What it is
Hexa is a seriously cool robot spider from Vincross, who are based in China and the USA. Well, more exactly it is a hexapod, having six, rather than a standard spider’s eight legs, arranged around a central head and body. It arrived towards the end of last year, having been the subject of a Kickstarter project that I was pleased to support. Even with the Kickstarter discount it was the most expensive single robot I’ve yet bought for RobotFun.

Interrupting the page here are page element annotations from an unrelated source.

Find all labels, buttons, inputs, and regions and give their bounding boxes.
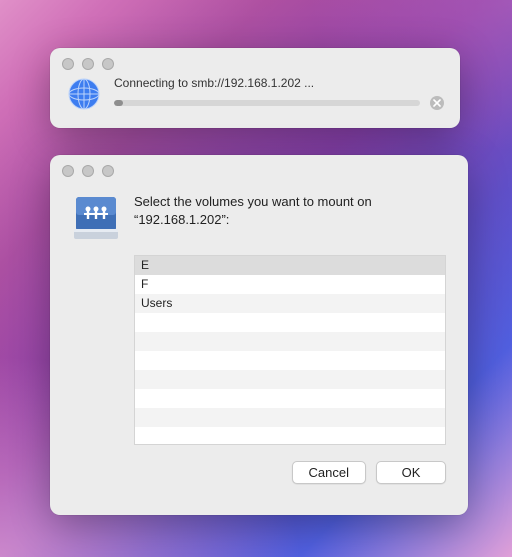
window-controls xyxy=(50,48,460,70)
volume-row-empty[interactable] xyxy=(135,370,445,389)
minimize-window-button[interactable] xyxy=(82,58,94,70)
ok-button[interactable]: OK xyxy=(376,461,446,484)
close-window-button[interactable] xyxy=(62,58,74,70)
mount-prompt-text: Select the volumes you want to mount on … xyxy=(134,191,446,228)
volume-row[interactable]: E xyxy=(135,256,445,275)
volume-row[interactable]: Users xyxy=(135,294,445,313)
zoom-window-button[interactable] xyxy=(102,165,114,177)
close-window-button[interactable] xyxy=(62,165,74,177)
volume-row-empty[interactable] xyxy=(135,332,445,351)
server-drive-icon xyxy=(72,191,120,243)
mount-volumes-window: Select the volumes you want to mount on … xyxy=(50,155,468,515)
zoom-window-button[interactable] xyxy=(102,58,114,70)
volume-row-empty[interactable] xyxy=(135,389,445,408)
volume-row[interactable]: F xyxy=(135,275,445,294)
window-controls xyxy=(50,155,468,177)
volume-row-empty[interactable] xyxy=(135,427,445,445)
cancel-button[interactable]: Cancel xyxy=(292,461,366,484)
volume-row-empty[interactable] xyxy=(135,351,445,370)
connecting-progress-bar xyxy=(114,100,420,106)
minimize-window-button[interactable] xyxy=(82,165,94,177)
volume-list[interactable]: E F Users xyxy=(134,255,446,445)
volume-row-empty[interactable] xyxy=(135,313,445,332)
cancel-connection-button[interactable] xyxy=(430,96,444,110)
network-globe-icon xyxy=(66,76,102,112)
connecting-status-text: Connecting to smb://192.168.1.202 ... xyxy=(114,76,444,90)
connecting-progress-window: Connecting to smb://192.168.1.202 ... xyxy=(50,48,460,128)
volume-row-empty[interactable] xyxy=(135,408,445,427)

Before I’d got around to taking the pictures so that I could add it to the web site it unfortunately broke down, a situation which required it to be returned to the repair shop in California. I still don’t know what the problem was, only that it was fixed by having the robot’s entire brain and body replaced! Now, though, it is back and has been wowing many school children at our workshops and earning its keep as a spectacular end to a number of robot parties.
How it works
Hexa has six legs, with toe, knee and hip joints on each. Its head is mounted on a motor that can spin all the way around, and it can walk in any direction. Usefully, it always looks where it is going, which is very handy when you’re driving it using an iPhone. When walking normally, Hexa is about 45 cm across and roughly 12cm tall. It also has a ‘marching’ gait where it stands up a bit higher and strides a bit, and a ‘cave’ gait, where the legs scooch up into two sets of three, making the robot only just a bit wider than its body. In this form, Hexa sort of scuttles forward and backwards. This amazing flexibility of its legs also allow Hexa to climb stairs, as long as they aren’t too tall or steep!
Hexa is able to tell which way up it is, and can also see objects and colours within about 0.5m of its eye. It has a decent quality video and still camera too, and can stream video from the robot via the app to a projector.

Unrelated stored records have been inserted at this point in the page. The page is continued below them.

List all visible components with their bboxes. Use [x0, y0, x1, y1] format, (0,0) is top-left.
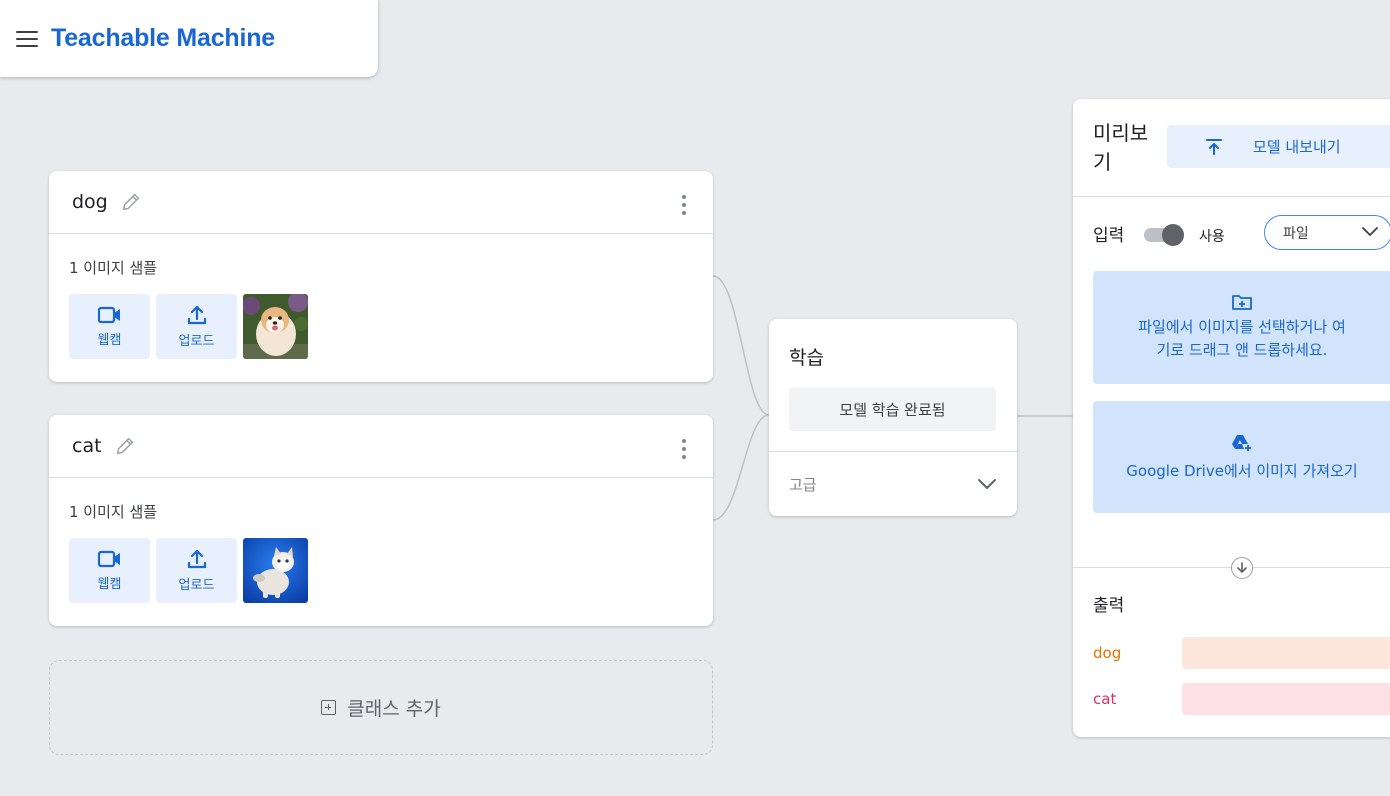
input-label: 입력 — [1093, 226, 1125, 246]
output-row-dog: dog — [1093, 637, 1390, 669]
input-source-select[interactable]: 파일 — [1264, 215, 1390, 250]
export-label: 모델 내보내기 — [1253, 138, 1341, 156]
upload-label: 업로드 — [178, 334, 215, 349]
video-camera-icon — [97, 550, 120, 568]
training-card: 학습 모델 학습 완료됨 고급 — [769, 319, 1017, 516]
edit-pencil-icon[interactable] — [120, 191, 142, 213]
chevron-down-icon — [978, 479, 996, 489]
upload-label: 업로드 — [178, 578, 215, 593]
toggle-label: 사용 — [1199, 229, 1225, 245]
drop-zone-text: 파일에서 이미지를 선택하거나 여기로 드래그 앤 드롭하세요. — [1138, 317, 1346, 359]
edit-pencil-icon[interactable] — [114, 435, 136, 457]
more-options-icon[interactable] — [681, 195, 687, 215]
input-toggle[interactable] — [1144, 224, 1184, 246]
menu-icon[interactable] — [16, 30, 38, 47]
upload-icon — [187, 305, 206, 325]
upload-icon — [187, 549, 206, 569]
add-box-icon — [321, 700, 337, 715]
advanced-label: 고급 — [789, 475, 817, 494]
class-header: cat — [49, 415, 713, 478]
upload-button[interactable]: 업로드 — [156, 294, 237, 359]
chevron-down-icon — [1362, 227, 1378, 236]
output-row-cat: cat — [1093, 683, 1390, 715]
add-class-label: 클래스 추가 — [347, 698, 441, 720]
google-drive-text: Google Drive에서 이미지 가져오기 — [1126, 461, 1358, 480]
samples-count: 1 이미지 샘플 — [69, 503, 158, 521]
webcam-button[interactable]: 웹캠 — [69, 538, 150, 603]
confidence-bar — [1182, 637, 1390, 669]
export-upload-icon — [1206, 138, 1222, 155]
class-name[interactable]: cat — [72, 435, 102, 457]
more-options-icon[interactable] — [681, 439, 687, 459]
upload-button[interactable]: 업로드 — [156, 538, 237, 603]
advanced-toggle[interactable]: 고급 — [769, 452, 1017, 516]
google-drive-add-icon — [1232, 434, 1251, 451]
output-class-name: cat — [1093, 690, 1117, 708]
divider — [1073, 196, 1390, 197]
sample-row: 웹캠 업로드 — [69, 294, 308, 359]
confidence-bar — [1182, 683, 1390, 715]
output-class-name: dog — [1093, 644, 1122, 662]
class-header: dog — [49, 171, 713, 234]
app-header: Teachable Machine — [0, 0, 378, 77]
sample-thumbnail-dog[interactable] — [243, 294, 308, 359]
training-title: 학습 — [789, 347, 824, 369]
class-card-cat: cat 1 이미지 샘플 웹캠 업로드 — [49, 415, 713, 626]
file-drop-zone[interactable]: 파일에서 이미지를 선택하거나 여기로 드래그 앤 드롭하세요. — [1093, 271, 1390, 384]
preview-panel: 미리보기 모델 내보내기 입력 사용 파일 파일에서 이미지를 선택하거나 여기… — [1073, 99, 1390, 737]
folder-plus-icon — [1232, 294, 1252, 310]
output-label: 출력 — [1093, 596, 1125, 616]
webcam-label: 웹캠 — [97, 333, 122, 348]
sample-row: 웹캠 업로드 — [69, 538, 308, 603]
export-model-button[interactable]: 모델 내보내기 — [1167, 125, 1390, 168]
class-card-dog: dog 1 이미지 샘플 웹캠 업로드 — [49, 171, 713, 382]
add-class-button[interactable]: 클래스 추가 — [49, 660, 713, 755]
arrow-down-icon — [1231, 557, 1253, 579]
train-model-button[interactable]: 모델 학습 완료됨 — [789, 387, 996, 431]
video-camera-icon — [97, 306, 120, 324]
webcam-button[interactable]: 웹캠 — [69, 294, 150, 359]
toggle-knob — [1162, 224, 1184, 246]
class-name[interactable]: dog — [72, 191, 108, 213]
select-value: 파일 — [1283, 225, 1309, 242]
app-title[interactable]: Teachable Machine — [51, 24, 275, 53]
sample-thumbnail-cat[interactable] — [243, 538, 308, 603]
webcam-label: 웹캠 — [97, 577, 122, 592]
preview-title: 미리보기 — [1093, 121, 1149, 174]
google-drive-import-button[interactable]: Google Drive에서 이미지 가져오기 — [1093, 401, 1390, 513]
samples-count: 1 이미지 샘플 — [69, 259, 158, 277]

Like the Sphero robots, Hexa supports wireless charging, so one could program it to go on patrol returning to its charging pad every once in a while for a quick top-up.
It runs ‘skills’, programmed in an AI language called Golang. Hexa’s standard skill set includes an obstacle avoidance program, where it turns away when it approaches within 0.5m of an obstacle. Hexa is great at ‘bullfighting’, where it reacts to red things that are waved close by. It also has a brilliant dance skill, with over 20 pre-programmed moves that can be selected in sequence by tapping different numbered buttons. If you want to have a go, there’s a free software Hexa simulator that you can use to develop them. This requires a PC or Mac – sadly there isn’t (yet) an iOS app for that.
Hexa is also expandable. Its head can be replaced by a 3D printed part to carry extra sensors and so on. The coolest project that I’ve come across so far is a mobile plant nursery. To do this, its head is replaced by one that can carry a small flowerpot, and a moisture sensor is connected to the expansion port situated under the head shell. This allows Hexa to carry the plant to where there is the right amount of moisture in the air for the plant!